De même dans les faubourgs de Paris, dans les bals musette, la java est apparue un peu avant le séjour parisien de Villoldo accompagné des Gobbi père et mère (1907-1913). Nul ne peut dénier à la java (une danse à trois temps comme la valse) son caractère de musique et de danse populaires ni l’audace sensuelle de ses déhanchements partagés. Le nom lui-même, Java, une île lointaine, perdue on ne sait trop dans quelle mer, aux moeurs nécessairement légères puisque lointaine, en dit long sur le caractère érotique de cette danse et l’évolution postérieure du terme le confirme (java = fête débridée, alcoolisée et dévergondée, farra en lunfardo). Si le tango a introduit une dimension érotique dans la musique et la danse, c’est surtout dans la musique et la danse des beaux salons parisiens qui faisaient semblant de s’encanailler à la Belle Epoque (1900-1914) puis se lâchèrent franchement dans les Années Folles (1918-1929) en adoptant une danse très exotique et donc bigrement attractive, venue d’un pays quasi-inconnu et qui n’appartenait pas à la sphère d’influence francophone. C’est dans les beaux salons parisiens que furent introduits Villoldo et comparses, qu’ils jouèrent, chantèrent et donnèrent des cours de danse et c’est là que le tango a acquis ses premières lettres de noblesse comme danse de couple, après quoi il put faire progressivement son entrée dans les salons chics des quartiers nord de la capitale argentine.

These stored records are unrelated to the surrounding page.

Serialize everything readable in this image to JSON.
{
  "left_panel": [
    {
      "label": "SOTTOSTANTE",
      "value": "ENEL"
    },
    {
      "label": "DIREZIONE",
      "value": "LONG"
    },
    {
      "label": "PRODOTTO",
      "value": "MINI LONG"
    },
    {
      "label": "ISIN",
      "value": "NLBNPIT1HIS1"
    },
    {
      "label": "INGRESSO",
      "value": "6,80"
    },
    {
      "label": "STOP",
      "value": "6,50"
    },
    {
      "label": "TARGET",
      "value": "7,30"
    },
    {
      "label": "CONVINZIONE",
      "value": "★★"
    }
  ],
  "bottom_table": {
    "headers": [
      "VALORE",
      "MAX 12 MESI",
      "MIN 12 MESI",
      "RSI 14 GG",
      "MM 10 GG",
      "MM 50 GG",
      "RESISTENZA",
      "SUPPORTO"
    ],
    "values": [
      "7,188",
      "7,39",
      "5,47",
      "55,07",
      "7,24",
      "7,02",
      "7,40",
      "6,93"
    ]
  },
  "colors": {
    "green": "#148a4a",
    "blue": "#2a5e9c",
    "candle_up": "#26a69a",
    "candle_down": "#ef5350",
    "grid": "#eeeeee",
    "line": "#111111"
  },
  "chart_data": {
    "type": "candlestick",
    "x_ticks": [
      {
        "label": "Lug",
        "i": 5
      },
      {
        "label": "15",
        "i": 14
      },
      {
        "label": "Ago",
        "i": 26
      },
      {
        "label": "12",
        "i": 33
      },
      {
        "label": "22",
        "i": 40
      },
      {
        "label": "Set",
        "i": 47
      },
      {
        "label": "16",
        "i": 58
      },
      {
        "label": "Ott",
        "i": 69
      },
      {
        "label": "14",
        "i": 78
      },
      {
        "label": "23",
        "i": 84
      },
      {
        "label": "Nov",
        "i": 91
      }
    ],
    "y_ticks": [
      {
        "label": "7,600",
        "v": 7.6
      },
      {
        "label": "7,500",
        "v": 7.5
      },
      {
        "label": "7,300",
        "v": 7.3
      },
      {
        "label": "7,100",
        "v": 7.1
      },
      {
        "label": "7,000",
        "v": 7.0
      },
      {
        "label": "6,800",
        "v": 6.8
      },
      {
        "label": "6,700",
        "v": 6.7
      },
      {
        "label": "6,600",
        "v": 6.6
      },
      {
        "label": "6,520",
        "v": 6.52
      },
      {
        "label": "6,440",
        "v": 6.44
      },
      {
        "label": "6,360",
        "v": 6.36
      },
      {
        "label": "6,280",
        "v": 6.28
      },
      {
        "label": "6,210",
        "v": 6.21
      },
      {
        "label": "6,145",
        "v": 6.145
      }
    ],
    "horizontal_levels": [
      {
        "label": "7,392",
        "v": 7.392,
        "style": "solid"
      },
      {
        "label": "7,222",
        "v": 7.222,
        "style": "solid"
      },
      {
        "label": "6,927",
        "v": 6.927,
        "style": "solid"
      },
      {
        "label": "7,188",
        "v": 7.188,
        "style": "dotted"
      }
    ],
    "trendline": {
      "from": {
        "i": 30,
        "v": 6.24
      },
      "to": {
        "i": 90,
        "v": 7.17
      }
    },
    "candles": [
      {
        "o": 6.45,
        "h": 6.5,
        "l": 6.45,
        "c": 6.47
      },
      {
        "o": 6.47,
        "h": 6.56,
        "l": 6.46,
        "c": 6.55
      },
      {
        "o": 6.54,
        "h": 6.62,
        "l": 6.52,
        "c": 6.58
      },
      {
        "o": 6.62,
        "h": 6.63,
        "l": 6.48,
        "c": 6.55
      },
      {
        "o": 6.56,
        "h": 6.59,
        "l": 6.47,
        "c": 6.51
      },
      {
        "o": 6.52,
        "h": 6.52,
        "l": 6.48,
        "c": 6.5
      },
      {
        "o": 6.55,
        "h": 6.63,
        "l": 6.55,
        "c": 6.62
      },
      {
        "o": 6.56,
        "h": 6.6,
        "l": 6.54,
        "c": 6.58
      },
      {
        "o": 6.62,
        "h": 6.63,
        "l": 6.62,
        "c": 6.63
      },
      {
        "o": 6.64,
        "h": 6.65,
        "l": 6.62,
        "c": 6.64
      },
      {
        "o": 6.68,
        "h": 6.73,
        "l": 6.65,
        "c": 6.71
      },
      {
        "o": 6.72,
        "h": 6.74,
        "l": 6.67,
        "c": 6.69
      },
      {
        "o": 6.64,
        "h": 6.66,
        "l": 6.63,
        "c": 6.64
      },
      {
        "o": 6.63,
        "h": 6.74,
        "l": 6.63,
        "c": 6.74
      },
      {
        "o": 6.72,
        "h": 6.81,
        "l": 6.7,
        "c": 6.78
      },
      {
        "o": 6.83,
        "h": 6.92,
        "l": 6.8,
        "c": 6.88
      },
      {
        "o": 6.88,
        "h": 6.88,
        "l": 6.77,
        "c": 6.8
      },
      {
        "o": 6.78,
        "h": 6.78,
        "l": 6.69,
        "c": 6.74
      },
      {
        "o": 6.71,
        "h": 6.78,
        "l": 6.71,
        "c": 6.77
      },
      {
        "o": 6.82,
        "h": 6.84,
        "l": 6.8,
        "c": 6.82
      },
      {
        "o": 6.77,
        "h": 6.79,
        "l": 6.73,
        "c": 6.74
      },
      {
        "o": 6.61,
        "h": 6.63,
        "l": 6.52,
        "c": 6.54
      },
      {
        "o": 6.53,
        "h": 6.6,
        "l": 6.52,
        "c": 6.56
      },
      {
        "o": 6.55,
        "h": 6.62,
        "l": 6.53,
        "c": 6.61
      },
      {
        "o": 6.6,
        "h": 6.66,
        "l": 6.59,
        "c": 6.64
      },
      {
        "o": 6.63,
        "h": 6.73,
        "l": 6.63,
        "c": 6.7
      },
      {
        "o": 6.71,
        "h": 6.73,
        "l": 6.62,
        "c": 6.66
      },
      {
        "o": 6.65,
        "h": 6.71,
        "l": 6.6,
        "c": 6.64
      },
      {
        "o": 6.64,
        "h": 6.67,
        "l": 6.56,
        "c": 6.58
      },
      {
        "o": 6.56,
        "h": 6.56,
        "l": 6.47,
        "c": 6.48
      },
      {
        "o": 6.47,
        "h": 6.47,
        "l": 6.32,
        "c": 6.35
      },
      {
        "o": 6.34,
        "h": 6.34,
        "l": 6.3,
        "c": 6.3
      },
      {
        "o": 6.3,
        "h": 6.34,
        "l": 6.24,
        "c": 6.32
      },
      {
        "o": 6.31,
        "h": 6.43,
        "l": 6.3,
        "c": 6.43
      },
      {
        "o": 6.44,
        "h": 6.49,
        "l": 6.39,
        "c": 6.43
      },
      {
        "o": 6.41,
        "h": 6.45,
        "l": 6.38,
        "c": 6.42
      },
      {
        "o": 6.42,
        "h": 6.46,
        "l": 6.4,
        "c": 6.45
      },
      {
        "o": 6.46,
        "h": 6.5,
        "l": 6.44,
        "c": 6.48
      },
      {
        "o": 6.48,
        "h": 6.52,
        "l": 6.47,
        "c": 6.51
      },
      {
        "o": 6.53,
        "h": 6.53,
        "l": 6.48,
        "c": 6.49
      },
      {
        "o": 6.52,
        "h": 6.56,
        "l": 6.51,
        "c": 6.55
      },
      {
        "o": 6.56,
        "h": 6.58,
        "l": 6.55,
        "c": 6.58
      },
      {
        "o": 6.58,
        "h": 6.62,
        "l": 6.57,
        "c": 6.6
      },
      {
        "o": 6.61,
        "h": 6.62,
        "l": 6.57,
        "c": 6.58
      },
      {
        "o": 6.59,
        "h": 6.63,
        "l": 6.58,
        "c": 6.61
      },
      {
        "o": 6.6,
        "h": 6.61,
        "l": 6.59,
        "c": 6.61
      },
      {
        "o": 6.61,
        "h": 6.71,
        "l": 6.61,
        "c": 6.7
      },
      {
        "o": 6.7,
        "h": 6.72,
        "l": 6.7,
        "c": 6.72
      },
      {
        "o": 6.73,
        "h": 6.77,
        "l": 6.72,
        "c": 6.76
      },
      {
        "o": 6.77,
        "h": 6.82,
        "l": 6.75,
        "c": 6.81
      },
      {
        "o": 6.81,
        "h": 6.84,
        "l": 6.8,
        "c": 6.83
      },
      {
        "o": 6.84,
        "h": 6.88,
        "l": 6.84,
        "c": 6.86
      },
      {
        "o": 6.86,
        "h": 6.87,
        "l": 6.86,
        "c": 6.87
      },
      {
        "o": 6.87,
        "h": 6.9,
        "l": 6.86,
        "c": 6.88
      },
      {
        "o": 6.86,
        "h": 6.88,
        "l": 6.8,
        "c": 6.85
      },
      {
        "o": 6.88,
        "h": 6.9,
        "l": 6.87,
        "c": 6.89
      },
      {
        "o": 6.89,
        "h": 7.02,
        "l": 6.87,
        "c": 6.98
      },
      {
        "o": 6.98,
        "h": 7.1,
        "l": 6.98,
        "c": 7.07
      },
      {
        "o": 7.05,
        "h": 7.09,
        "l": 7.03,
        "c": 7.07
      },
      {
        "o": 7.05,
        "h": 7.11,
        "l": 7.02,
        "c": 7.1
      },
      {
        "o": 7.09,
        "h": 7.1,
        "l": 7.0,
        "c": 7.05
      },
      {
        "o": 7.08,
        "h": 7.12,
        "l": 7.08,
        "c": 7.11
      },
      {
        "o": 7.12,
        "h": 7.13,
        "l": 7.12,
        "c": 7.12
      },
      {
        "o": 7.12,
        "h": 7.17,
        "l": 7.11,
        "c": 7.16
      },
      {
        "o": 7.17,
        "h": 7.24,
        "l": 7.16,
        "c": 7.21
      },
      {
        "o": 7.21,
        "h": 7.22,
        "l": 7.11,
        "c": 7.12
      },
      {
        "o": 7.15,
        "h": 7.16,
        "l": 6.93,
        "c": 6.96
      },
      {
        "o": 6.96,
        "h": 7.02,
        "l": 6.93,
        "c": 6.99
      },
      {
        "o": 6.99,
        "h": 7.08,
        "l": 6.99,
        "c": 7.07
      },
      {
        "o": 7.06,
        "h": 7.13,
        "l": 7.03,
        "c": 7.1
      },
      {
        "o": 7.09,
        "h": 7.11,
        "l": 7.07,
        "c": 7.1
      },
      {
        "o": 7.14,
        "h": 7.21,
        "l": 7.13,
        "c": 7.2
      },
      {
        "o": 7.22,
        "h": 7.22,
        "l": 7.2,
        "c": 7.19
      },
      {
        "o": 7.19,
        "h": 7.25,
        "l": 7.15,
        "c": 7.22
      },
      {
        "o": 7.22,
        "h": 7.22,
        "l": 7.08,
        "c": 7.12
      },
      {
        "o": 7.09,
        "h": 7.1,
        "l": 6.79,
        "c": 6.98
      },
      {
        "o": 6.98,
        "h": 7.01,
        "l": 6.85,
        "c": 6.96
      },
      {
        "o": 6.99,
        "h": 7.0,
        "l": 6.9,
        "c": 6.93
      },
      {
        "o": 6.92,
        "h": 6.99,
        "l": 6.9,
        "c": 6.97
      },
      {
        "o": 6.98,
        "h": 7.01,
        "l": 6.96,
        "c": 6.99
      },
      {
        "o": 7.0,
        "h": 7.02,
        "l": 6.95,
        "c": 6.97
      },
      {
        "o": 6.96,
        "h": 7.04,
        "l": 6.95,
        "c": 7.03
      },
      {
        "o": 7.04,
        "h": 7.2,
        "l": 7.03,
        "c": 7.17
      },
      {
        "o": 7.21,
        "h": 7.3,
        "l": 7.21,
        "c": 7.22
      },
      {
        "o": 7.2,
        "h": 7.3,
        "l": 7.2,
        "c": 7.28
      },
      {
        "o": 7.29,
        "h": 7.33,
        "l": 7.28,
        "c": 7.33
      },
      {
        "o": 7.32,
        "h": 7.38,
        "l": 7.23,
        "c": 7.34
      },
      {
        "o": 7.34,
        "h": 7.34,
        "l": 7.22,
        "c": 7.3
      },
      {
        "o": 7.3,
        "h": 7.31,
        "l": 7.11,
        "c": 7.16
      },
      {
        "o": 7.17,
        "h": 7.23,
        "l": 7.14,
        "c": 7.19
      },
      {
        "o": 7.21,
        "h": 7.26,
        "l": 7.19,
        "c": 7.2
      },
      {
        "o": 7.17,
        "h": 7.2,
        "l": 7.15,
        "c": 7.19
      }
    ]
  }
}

Avant 1912 ou 1913, il est largement attesté que le tango se joue, généralement au piano (en queue de pie, en pantalon droit et avec guêtres blanches s’il vous plaît !), dans différents restaurants chics du centre et du nord de Buenos Aires, souvent comme une musique pas tout à fait convenable mais appréciée par une société qui a tout pouvoir de jouer à enfreindre ses propres règles de bon goût et de convenance, comme la même classe sociale possédante à Paris ou à Londres à la même époque jouit de ce même pouvoir qu’elle dénie tout aussi fermement et avec la même mauvaise foi au peuple, à ses ouvriers, aux artisans qui sont ses fournisseurs et, bien entendu, à ses domestiques. De même sont attestées les prouesses chorégraphiques de plusieurs fils à papa (dont quelques uns sont restés célèbres dans l’histoire, comme un certain Ricardo auxquels plusieurs morceaux ont été dédiés) : ils dansaient le tango dans différents établissements mal famés de Buenos Aires où ils venaient s’encanailler, boire avec le bas peuple et lutiner (voire plus si affinités) quelques cocottes, locales ou importées à cette fin, mais on est à peu près sûr que le tango ne se dansait pas encore dans les salons patriciens. Après 1913, moyennant quelques pudiques coups de plumeau dans le style chorégraphique, on sait que le tango s’y dansait.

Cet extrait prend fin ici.